Some or all of the information on this page might not apply to Cloud de Confiance by S3NS. See Differences from Google Cloud for more details.

Troubleshoot load balancing in GKE

Autopilot Standard

Load balancing issues in Google Kubernetes Engine (GKE) can lead to service disruptions, such as HTTP 502 errors, or prevent access to applications.

Use this document to learn how to troubleshoot 502 errors from external Ingress and how to use load balancer logs and diagnostic tools, such as check-gke-ingress, to identify problems.

This information is important for Platform admins and operators and Application developers who configure and maintain load-balanced services in GKE. For more information about the common roles and example tasks that we reference in Cloud de Confiance by S3NS content, see Common GKE user roles and tasks.

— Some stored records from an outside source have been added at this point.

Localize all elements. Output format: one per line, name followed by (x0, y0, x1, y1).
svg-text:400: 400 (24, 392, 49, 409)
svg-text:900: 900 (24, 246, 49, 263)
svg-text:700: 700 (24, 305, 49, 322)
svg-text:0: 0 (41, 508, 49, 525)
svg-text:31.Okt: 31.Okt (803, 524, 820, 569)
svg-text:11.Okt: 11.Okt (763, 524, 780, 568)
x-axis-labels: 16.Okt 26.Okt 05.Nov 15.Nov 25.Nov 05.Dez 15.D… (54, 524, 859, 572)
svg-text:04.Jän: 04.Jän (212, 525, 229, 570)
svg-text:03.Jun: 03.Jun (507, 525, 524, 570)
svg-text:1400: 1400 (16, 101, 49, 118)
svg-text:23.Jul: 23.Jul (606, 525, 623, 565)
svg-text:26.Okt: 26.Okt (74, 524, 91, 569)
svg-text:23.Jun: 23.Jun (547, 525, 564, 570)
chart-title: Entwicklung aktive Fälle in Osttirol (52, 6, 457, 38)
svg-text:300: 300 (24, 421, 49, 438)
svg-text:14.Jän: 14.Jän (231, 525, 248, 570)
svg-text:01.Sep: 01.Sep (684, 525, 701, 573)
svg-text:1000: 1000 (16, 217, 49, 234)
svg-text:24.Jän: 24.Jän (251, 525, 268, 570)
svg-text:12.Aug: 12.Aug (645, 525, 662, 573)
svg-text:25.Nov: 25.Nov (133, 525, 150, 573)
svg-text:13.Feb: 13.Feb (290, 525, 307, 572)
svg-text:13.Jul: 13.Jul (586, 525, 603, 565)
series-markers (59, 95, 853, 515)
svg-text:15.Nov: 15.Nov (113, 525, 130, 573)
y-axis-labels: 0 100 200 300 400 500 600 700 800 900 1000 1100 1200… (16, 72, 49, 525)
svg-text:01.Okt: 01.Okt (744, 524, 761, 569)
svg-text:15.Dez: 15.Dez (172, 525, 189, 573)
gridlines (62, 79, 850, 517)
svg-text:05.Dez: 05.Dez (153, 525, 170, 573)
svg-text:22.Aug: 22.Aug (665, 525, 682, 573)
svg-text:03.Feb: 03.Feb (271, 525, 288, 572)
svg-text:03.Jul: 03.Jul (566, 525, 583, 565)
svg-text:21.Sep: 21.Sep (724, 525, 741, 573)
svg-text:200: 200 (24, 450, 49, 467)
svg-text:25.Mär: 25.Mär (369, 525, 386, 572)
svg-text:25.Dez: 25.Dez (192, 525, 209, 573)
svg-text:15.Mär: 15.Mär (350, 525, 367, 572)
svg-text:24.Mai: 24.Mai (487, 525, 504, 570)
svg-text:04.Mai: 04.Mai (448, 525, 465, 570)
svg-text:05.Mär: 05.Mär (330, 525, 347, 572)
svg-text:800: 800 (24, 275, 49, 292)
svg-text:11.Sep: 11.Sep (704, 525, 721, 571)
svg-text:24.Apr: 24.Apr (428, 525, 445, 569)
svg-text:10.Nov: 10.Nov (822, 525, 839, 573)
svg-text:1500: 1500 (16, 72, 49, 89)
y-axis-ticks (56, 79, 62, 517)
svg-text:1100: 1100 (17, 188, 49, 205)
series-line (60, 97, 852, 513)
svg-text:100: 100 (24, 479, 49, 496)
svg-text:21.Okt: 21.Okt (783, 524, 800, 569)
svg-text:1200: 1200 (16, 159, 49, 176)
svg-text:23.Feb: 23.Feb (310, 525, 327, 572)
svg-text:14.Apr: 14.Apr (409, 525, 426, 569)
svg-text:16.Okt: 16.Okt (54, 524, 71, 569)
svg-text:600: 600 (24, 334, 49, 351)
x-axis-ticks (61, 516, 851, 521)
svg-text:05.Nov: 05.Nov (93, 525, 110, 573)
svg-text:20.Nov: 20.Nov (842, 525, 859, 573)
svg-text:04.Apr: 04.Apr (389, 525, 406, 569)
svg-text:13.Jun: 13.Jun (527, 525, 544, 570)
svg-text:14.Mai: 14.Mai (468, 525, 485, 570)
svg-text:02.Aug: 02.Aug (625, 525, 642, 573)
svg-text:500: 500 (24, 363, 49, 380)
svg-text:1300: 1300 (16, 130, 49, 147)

External Ingress produces HTTP 502 errors

Use the following guidance to troubleshoot HTTP 502 errors with external Ingress resources:

Enable logs for each backend service associated with each GKE Service that is referenced by the Ingress.
Use status details to identify causes for HTTP 502 responses. Status details that indicate the HTTP 502 response originated from the backend require troubleshooting within the serving Pods, not the load balancer.

Unmanaged instance groups

You might experience HTTP 502 errors with external Ingress resources if your external Ingress uses unmanaged instance group backends. This issue occurs when all of the following conditions are met:

The cluster has a large total number of nodes among all node pools.
The serving Pods for one or more Services that are referenced by the Ingress are located on only a few nodes.
Services referenced by the Ingress use externalTrafficPolicy: Local.

To determine if your external Ingress uses unmanaged instance group backends, do the following:

Go to the Ingress page in the Cloud de Confiance console.

Go to Ingress
Click the name of your external Ingress.
Click the name of the Load balancer. The Load balancing details page displays.
Check the table in the Backend services section to determine if your external Ingress uses NEGs or instance groups.

To resolve this issue, use one of the following solutions:

Use a VPC-native cluster.
Use externalTrafficPolicy: Cluster for each Service referenced by the external Ingress. This solution causes you to lose the original client IP address in the packet's sources.
Use the node.kubernetes.io/exclude-from-external-load-balancers=true annotation. Add the annotation to the nodes or node pools that don't run any serving Pod for any Service referenced by any external Ingress or LoadBalancer Service in your cluster.

Use load balancer logs to troubleshoot

You can use internal passthrough Network Load Balancer logs and external passthrough Network Load Balancer logs to troubleshoot issues with load balancers and correlate traffic from load balancers to GKE resources.

Logs are aggregated per-connection and exported in near real time. Logs are generated for each GKE node involved in the data path of a LoadBalancer Service, for both ingress and egress traffic. Log entries include additional fields for GKE resources, such as:

Cluster name
Cluster location
Service name
Service namespace
Pod name
Pod namespace

Use diagnostic tools to troubleshoot

The check-gke-ingress diagnostic tool inspects Ingress resources for common misconfigurations. You can use the check-gke-ingress tool in the following ways:

Run the gcpdiag command-line tool on your cluster. Ingress results appear in the check rule gke/ERR/2023_004 section.
Use the check-gke-ingress tool alone or as a kubectl plugin by following the instructions in check-gke-ingress.